Purpose: To identify the distribution, differential Toll-like receptor (TLR) expression, and functional contribution of monocyte subpopulations in the inflammatory stage of Eales' disease (ED).
Methods: Peripheral blood mononuclear cells were isolated from nine patients during the inflammatory stage of ED and nine age- and sex-matched healthy controls. The expression of CD14, CD16, TLR-2, and TLR-4 on monocytes was measured by flow cytometry. The CD14⁺, CD16⁻, and CD16⁺ monocyte populations were sorted on the basis of magnetic-activated cell-sorting methodology, and levels of cytokines were measured by ELISA.

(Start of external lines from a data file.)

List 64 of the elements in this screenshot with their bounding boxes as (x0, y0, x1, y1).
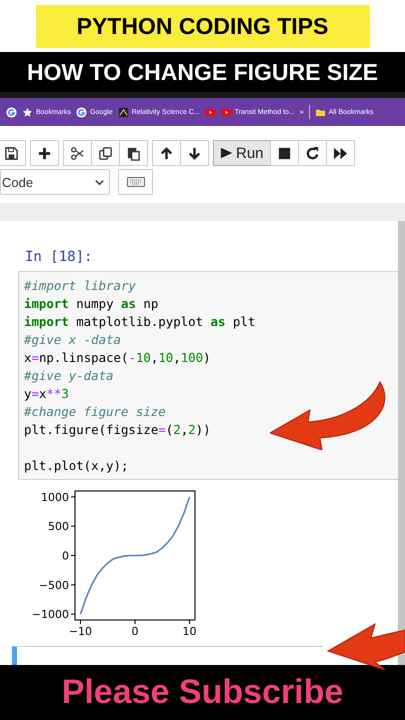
keyboard-button[interactable] (118, 169, 153, 195)
x-tick (80, 620, 81, 624)
plus-button[interactable] (30, 140, 59, 166)
y-tick (70, 555, 76, 556)
code-editor[interactable]: #import library import numpy as np import matplotlib.pyplot as plt #give x -data x=np.linspace(-10,10,100) #give y-data y=x**3 #change figure size plt.figure(figsize=(2,2)) plt.plot(x,y); (18, 271, 399, 480)
video-play-icon (204, 106, 216, 118)
y-tick-label: 500 (48, 520, 69, 534)
scrollbar[interactable] (398, 221, 405, 665)
scissors-icon (70, 146, 85, 160)
stop-button[interactable] (270, 140, 299, 166)
arrow-up-button[interactable] (152, 140, 181, 166)
video-play-icon (220, 106, 232, 118)
code-line: #give x -data (24, 331, 122, 349)
y-tick (70, 614, 76, 615)
fast-forward-button[interactable] (326, 140, 355, 166)
arrow-up-icon (159, 146, 174, 160)
bookmark-item[interactable] (6, 106, 17, 118)
y-tick (70, 526, 76, 527)
subscribe-text: Please Subscribe (62, 673, 344, 712)
google-logo-icon (76, 106, 88, 118)
arrow-down-button[interactable] (180, 140, 209, 166)
video-title-banner: PYTHON CODING TIPS (36, 4, 370, 48)
y-tick-label: 1000 (41, 490, 69, 504)
star-icon (22, 106, 33, 118)
copy-icon (98, 146, 113, 160)
arrow-down-icon (187, 146, 202, 160)
copy-button[interactable] (91, 140, 120, 166)
keyboard-icon (126, 177, 144, 187)
x-tick-label: −10 (68, 625, 92, 636)
fast-forward-icon (332, 146, 348, 160)
site-favicon-icon (118, 106, 129, 118)
floppy-disk-button[interactable] (0, 140, 26, 166)
code-line: import matplotlib.pyplot as plt (24, 313, 256, 331)
paste-icon (126, 146, 141, 160)
restart-button[interactable] (298, 140, 327, 166)
x-tick-label: 10 (182, 625, 197, 636)
y-tick-label: −1000 (32, 608, 69, 622)
video-subtitle-banner: HOW TO CHANGE FIGURE SIZE (0, 52, 405, 92)
cell-type-dropdown[interactable]: Code (0, 169, 110, 195)
scissors-button[interactable] (63, 140, 92, 166)
code-line: import numpy as np (24, 295, 160, 313)
code-line: y=x**3 (24, 385, 70, 403)
y-tick-label: 0 (62, 550, 69, 562)
paste-button[interactable] (119, 140, 148, 166)
run-button[interactable]: Run (213, 140, 271, 166)
y-tick-label: −500 (38, 578, 69, 592)
code-line: x=np.linspace(-10,10,100) (24, 349, 212, 367)
code-line: plt.figure(figsize=(2,2)) (24, 421, 212, 439)
code-line: #change figure size (24, 403, 167, 421)
y-tick (70, 496, 76, 498)
google-logo-icon (6, 106, 17, 118)
stop-icon (276, 146, 292, 160)
restart-icon (304, 146, 320, 160)
x-tick-label: 0 (132, 625, 138, 636)
code-line: #import library (24, 277, 137, 295)
code-line: #give y-data (24, 367, 115, 385)
plus-icon (37, 146, 52, 160)
y-tick (70, 584, 76, 586)
cell-prompt: In [18]: (25, 249, 94, 265)
code-line: plt.plot(x,y); (24, 457, 130, 475)
x-tick (189, 620, 190, 624)
play-icon (220, 146, 234, 160)
x-tick (134, 620, 136, 624)
bookmark-item[interactable] (204, 106, 216, 118)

Results: In ED patients, the number of circulating monocytes was significantly expanded compared with that in controls (P = 0.01), with a marked increase in the nonclassic CD16⁺ subset, which showed an activated phenotype in patients that correlated with levels of serum proinflammatory cytokines and clinical progression. A higher expression of cell surface TLR-2 (P = 0.02), but not TLR-4, was found in monocytes of patients with ED. Furthermore, TLR-2 was expressed at higher levels on CD16⁺ monocytes than on CD16⁻ monocytes in patients, whereas no significant variation was found in TLR-4 expression on different monocyte subsets. Peptidoglycan-induced TNF-α expression correlated with TLR-2 expression in monocytes isolated from controls (r = 0.85, P = 0.0061), but not in monocytes isolated from ED patients (r = 0.553, P = 0.1328).
Conclusions: These results indicate that in the pathogenesis of ED, TLR activation and increased numbers of nonclassic CD16⁺ monocytes are crucial regulators, along with the secretion of proinflammatory cytokines that perpetuate the inflammatory process in the retina.